August 27, 2013 - The lead plaintiff filed a notice of appeal.
July 30, 2013 - The court ordered the case dismissed with prejudice.
April 26, 2013 - Lead plaintiff filed a second amended complaint.
March 28, 2013 - The court granted the defendants' motions to dismiss without prejudice and permitted repleading as to individual defendants.
June 20, 2012 - Defendants filed motions to dismiss.
April 19, 2012 - The lead plaintiff filed an amended complaint.
February 6, 2012 - Lead plaintiff and lead counsel were appointed.
January 10, 2012 - Lead plaintiff motion was filed.
November 11, 2011 - An investor in shares of Temple-Inland Inc (NYSE: TIN) filed a lawsuit in the U.S. District Court for the Northern District of Texas on behalf of purchasers of Guaranty Financial Group Inc (OTC: GFGFQ) common stock during the period between December 12, 2007 and August 24, 2009.
According to the complaint the plaintiff alleges on behalf of all persons or enitites who purchased or otherwise acquired securities of Guaranty Financial Group Inc (OTC: GFGFQ) between December 12, 2007 and August 24, 2009.
The complaint charges Temple-Inland Inc and certain of Temple-Inland Inc’s and Guaranty Financial Group Inc’s former and current executives with violations of the Securities Exchange Act of 1934. Temple-Inland Inc was a holding company that operated several businesses through its various subsidiaries, including corrugated packaging, forest products, building products, real estate and financial services businesses. Prior to the beginning of the Class Period, Temple-Inland Inc conducted its financial services business through Guaranty Financial Group Inc and Guaranty Bank, which was then a wholly-owned subsidiary of Temple-Inland Inc.
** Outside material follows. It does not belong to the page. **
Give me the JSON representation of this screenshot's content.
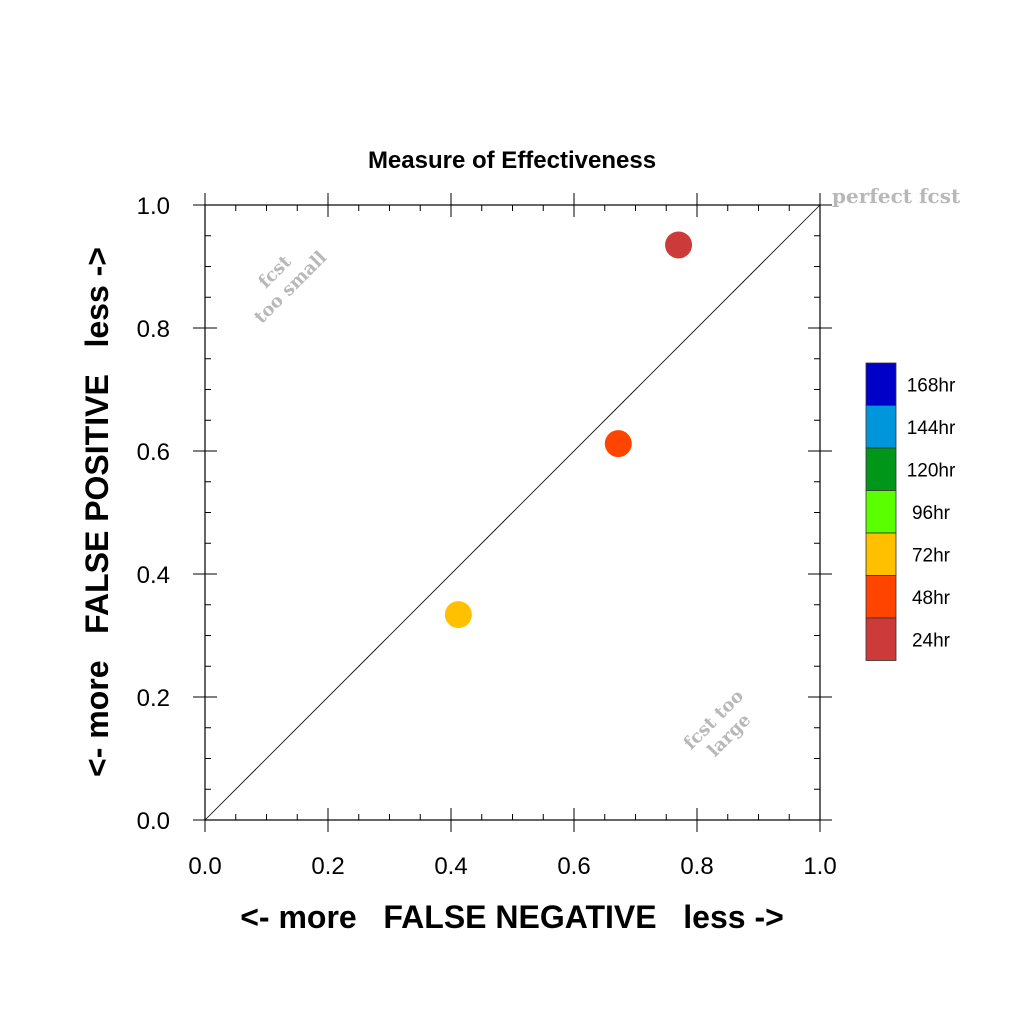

Specifically, the complaint alleges that defendants failed to disclose the following adverse facts, among others: (i) Guaranty Financial Group Inc’s financial results were artificially inflated due to Guaranty Bank’s failure to state certain of its assets at their true fair value; (ii) Guaranty Financial Group Inc improperly delayed the recognition of its impaired assets in order to inflate its reported income and regulatory capital; (iii) Guaranty Financial Group Inc misrepresented its true financial condition, liquidity, capital and ability to repay its debt obligations; (iv) Guaranty Financial Group Inc would be unable to satisfy its future debt obligations as they matured; (v) Guaranty Financial Group Inc’s internal and disclosure controls were materially deficient; (vi) Guaranty Financial Group Inc through Guaranty Bank, was engaged in unsafe and/or unsound banking practices; and (vii) as a result of the foregoing, Guaranty Financial Group Inc’s financial statements were not fairly presented in conformity with generally accepted accounting principles and were materially false and misleading.
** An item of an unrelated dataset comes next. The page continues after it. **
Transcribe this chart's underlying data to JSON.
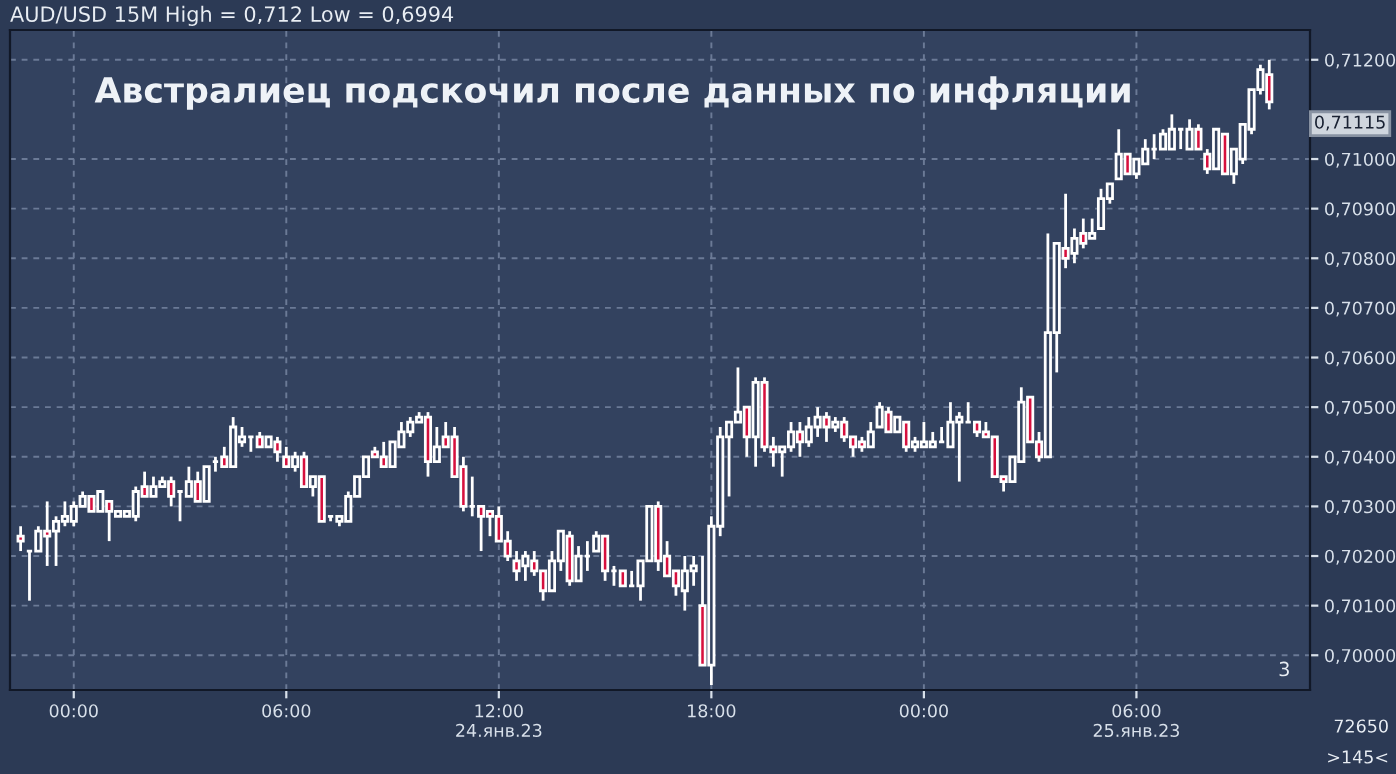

On August 24, 2009, Guaranty Financial Group Inc filed a Form 8-K with the SEC disclosing that Guaranty Bank had been closed by the Office of Thrift Supervision and that the Federal Deposit Insurance Corporation had been appointed as receiver to Guaranty Bank. Guaranty Financial Group Inc also disclosed that the New York Stock Exchange had suspended trading in Guaranty Financial Group Inc common stock.